Nonostante i proclami, per moltissime donne il lavoro resta un miraggio: 43 su 100 sono inattive e il divario occupazionale con gli uomini continua a vedere un’ampia forbice di 17,4 punti di differenza. Resta molto alto il gap retributivo delle donne – ha ricordato Veronese – che, ad esempio, tra le dipendenti del settore privato è del 29% e, inoltre, continuiamo a essere il fanalino di coda in Europa per tasso di occupazione femminile (58,3%). Questi dati testimoniano che, ancora oggi, per le donne, il lavoro rappresenta un percorso a ostacoli, segnato da carichi di cura squilibrati e carenza di servizi adeguati. In altre parole: la parità resta, ancora una volta, solo sulla carta.

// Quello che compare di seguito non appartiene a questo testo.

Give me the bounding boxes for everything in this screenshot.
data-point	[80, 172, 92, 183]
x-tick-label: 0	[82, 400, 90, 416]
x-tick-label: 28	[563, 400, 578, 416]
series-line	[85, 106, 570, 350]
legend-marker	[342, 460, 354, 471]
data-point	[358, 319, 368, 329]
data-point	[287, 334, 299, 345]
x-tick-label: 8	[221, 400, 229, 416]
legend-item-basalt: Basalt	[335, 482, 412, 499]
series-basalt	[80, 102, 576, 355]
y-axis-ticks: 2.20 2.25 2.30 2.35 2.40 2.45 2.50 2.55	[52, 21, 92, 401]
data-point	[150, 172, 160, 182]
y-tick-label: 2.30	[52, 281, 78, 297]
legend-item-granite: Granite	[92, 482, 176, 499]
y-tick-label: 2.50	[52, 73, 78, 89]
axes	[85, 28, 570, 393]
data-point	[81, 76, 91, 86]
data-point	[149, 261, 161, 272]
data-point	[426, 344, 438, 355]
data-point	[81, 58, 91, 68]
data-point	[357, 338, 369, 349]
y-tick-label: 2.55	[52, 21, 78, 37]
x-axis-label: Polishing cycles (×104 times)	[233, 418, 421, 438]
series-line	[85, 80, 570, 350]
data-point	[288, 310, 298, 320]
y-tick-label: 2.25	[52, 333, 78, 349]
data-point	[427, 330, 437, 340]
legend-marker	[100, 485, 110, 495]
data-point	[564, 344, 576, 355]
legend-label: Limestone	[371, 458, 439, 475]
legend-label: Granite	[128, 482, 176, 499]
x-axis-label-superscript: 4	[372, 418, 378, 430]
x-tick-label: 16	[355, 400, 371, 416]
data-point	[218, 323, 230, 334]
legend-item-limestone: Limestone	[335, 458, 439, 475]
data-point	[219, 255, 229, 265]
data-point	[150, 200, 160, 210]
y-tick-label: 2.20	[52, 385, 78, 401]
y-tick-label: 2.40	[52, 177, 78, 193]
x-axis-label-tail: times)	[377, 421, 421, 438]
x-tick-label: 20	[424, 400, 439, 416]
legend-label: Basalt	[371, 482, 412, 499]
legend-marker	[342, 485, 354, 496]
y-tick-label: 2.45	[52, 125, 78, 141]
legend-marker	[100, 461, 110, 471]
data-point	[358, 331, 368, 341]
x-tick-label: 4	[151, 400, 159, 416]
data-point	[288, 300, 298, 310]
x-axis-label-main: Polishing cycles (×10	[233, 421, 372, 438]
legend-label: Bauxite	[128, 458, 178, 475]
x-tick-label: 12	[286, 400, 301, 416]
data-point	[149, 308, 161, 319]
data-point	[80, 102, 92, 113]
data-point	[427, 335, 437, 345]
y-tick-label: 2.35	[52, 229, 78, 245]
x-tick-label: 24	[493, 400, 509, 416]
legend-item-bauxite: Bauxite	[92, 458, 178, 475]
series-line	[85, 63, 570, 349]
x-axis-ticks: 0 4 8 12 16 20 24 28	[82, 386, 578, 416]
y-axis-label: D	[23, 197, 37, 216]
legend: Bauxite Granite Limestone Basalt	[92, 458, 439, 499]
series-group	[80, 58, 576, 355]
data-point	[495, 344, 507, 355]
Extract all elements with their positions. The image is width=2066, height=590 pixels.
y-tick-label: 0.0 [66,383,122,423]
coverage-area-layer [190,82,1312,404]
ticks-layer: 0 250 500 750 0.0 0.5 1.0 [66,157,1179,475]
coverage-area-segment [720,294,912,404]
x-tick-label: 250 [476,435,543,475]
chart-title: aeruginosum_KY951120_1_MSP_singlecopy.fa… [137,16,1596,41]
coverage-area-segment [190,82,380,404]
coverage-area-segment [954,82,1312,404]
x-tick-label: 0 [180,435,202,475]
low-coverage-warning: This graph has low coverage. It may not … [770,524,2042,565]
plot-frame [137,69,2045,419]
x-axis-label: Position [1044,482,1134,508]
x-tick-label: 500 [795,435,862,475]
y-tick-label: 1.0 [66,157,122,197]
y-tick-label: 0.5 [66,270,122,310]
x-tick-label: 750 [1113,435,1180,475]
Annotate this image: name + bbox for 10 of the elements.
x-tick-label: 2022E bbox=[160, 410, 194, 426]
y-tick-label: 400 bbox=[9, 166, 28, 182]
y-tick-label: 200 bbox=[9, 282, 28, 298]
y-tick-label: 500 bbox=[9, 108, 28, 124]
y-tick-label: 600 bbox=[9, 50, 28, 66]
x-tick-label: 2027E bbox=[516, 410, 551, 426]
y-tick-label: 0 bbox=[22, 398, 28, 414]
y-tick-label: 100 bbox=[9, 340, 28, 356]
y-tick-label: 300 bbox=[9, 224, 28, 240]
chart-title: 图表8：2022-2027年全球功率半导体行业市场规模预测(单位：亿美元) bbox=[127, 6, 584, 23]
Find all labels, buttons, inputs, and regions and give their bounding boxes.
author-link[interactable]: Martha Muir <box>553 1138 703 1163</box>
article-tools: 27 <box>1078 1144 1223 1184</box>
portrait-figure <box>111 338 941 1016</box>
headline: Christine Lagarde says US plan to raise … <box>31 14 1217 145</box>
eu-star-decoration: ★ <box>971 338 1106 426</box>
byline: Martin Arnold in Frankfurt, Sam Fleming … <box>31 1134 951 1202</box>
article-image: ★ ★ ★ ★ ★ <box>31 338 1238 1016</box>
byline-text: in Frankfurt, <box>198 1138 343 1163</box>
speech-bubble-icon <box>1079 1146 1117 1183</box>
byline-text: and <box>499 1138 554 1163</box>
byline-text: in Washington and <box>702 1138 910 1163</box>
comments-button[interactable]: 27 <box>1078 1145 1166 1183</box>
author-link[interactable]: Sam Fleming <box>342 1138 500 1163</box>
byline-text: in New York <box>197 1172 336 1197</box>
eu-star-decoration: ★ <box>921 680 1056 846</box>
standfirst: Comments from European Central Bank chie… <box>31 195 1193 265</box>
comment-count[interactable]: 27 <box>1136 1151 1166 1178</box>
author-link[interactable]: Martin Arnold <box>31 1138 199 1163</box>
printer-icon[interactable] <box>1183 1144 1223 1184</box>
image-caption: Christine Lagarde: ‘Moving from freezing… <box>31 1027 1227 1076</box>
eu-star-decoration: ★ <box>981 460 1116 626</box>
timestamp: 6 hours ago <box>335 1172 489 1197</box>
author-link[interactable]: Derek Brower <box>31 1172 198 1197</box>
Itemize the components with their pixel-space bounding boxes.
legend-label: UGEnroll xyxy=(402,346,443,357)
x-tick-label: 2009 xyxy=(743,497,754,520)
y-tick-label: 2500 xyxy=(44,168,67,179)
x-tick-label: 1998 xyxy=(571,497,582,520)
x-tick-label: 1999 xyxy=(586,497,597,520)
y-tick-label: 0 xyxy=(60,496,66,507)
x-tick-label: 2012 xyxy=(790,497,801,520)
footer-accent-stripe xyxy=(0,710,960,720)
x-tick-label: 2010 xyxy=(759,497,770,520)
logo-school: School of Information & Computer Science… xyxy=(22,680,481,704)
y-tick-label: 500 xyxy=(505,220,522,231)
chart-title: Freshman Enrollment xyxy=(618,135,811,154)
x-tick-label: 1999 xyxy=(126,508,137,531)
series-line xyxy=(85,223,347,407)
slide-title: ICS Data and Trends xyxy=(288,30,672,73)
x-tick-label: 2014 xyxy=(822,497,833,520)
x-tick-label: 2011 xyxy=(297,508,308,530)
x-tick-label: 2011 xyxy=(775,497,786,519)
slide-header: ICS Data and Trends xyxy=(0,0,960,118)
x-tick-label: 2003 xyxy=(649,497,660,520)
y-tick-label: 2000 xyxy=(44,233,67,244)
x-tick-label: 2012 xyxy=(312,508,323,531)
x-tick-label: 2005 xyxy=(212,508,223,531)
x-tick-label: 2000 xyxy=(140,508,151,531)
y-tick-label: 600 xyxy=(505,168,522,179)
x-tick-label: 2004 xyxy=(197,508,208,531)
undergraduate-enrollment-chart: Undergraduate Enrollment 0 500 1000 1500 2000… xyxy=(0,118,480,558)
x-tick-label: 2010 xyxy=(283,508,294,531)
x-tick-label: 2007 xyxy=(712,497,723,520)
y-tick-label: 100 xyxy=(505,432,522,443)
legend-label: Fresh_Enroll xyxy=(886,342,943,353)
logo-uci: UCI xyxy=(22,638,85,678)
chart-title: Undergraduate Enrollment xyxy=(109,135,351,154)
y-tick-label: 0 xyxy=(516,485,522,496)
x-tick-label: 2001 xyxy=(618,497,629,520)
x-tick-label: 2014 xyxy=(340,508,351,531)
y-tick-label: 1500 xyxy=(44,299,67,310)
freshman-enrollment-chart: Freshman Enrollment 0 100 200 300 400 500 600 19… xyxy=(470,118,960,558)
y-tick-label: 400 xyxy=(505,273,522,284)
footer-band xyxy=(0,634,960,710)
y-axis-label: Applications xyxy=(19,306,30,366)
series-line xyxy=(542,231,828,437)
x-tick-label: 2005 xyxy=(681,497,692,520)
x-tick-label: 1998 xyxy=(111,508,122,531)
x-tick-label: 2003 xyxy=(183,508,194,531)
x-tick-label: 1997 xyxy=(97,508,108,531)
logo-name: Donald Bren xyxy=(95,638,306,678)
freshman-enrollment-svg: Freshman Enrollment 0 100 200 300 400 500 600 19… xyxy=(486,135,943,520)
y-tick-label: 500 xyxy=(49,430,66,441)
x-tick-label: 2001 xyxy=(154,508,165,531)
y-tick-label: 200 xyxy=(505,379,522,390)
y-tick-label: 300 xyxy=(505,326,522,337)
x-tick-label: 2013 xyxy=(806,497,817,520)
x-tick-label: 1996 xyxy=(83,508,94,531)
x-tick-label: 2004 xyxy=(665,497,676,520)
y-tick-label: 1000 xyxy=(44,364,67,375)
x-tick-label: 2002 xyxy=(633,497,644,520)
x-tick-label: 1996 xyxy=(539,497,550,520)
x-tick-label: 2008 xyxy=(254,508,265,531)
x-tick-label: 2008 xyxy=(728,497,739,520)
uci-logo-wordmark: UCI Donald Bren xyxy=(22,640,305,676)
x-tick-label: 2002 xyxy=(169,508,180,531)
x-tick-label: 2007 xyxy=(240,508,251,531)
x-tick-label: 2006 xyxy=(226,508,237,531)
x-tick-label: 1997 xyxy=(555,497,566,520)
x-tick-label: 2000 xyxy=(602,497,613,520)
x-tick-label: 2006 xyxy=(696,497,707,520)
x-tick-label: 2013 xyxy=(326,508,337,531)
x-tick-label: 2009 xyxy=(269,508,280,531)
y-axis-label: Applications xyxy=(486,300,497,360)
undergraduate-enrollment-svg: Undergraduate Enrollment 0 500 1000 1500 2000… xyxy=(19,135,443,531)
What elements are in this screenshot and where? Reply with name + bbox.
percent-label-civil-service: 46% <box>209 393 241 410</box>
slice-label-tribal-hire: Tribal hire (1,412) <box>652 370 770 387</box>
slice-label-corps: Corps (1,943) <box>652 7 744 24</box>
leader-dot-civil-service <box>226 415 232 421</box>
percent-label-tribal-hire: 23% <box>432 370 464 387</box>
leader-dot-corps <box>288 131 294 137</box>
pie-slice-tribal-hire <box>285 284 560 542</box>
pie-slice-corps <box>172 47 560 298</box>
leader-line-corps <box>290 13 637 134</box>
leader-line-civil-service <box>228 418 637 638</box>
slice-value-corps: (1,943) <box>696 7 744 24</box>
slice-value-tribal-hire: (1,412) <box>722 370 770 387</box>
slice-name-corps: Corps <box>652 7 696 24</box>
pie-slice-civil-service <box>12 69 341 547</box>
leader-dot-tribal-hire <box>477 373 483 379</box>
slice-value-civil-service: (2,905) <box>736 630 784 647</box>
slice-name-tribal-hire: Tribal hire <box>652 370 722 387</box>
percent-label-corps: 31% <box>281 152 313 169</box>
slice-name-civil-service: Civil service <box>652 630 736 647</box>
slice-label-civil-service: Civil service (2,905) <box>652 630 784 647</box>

Inoltre – ha proseguito la sindacalista della Uil – mentre la quota degli occupati over 50 continua a salire, raggiungendo il 42,7%, quella dei giovani under 35 scende ulteriormente al 21,6%. È il segnale di un progressivo squilibrio che evidenzia un mercato del lavoro incapace di offrire opportunità non solo di ingresso, ma anche di stabilità e sicurezza alle nuove generazioni, con il rischio di aumentare ulteriormente la fuga di competenze, l’impoverimento del tessuto produttivo e un ricambio generazionale adeguato. Alla vigilia dell’8 marzo – ha concluso Veronese – ribadiamo con forza che il lavoro, quando dignitoso, stabile e tutelato, è la condizione essenziale per garantire futuro e libertà alle donne e alle nuove generazioni”.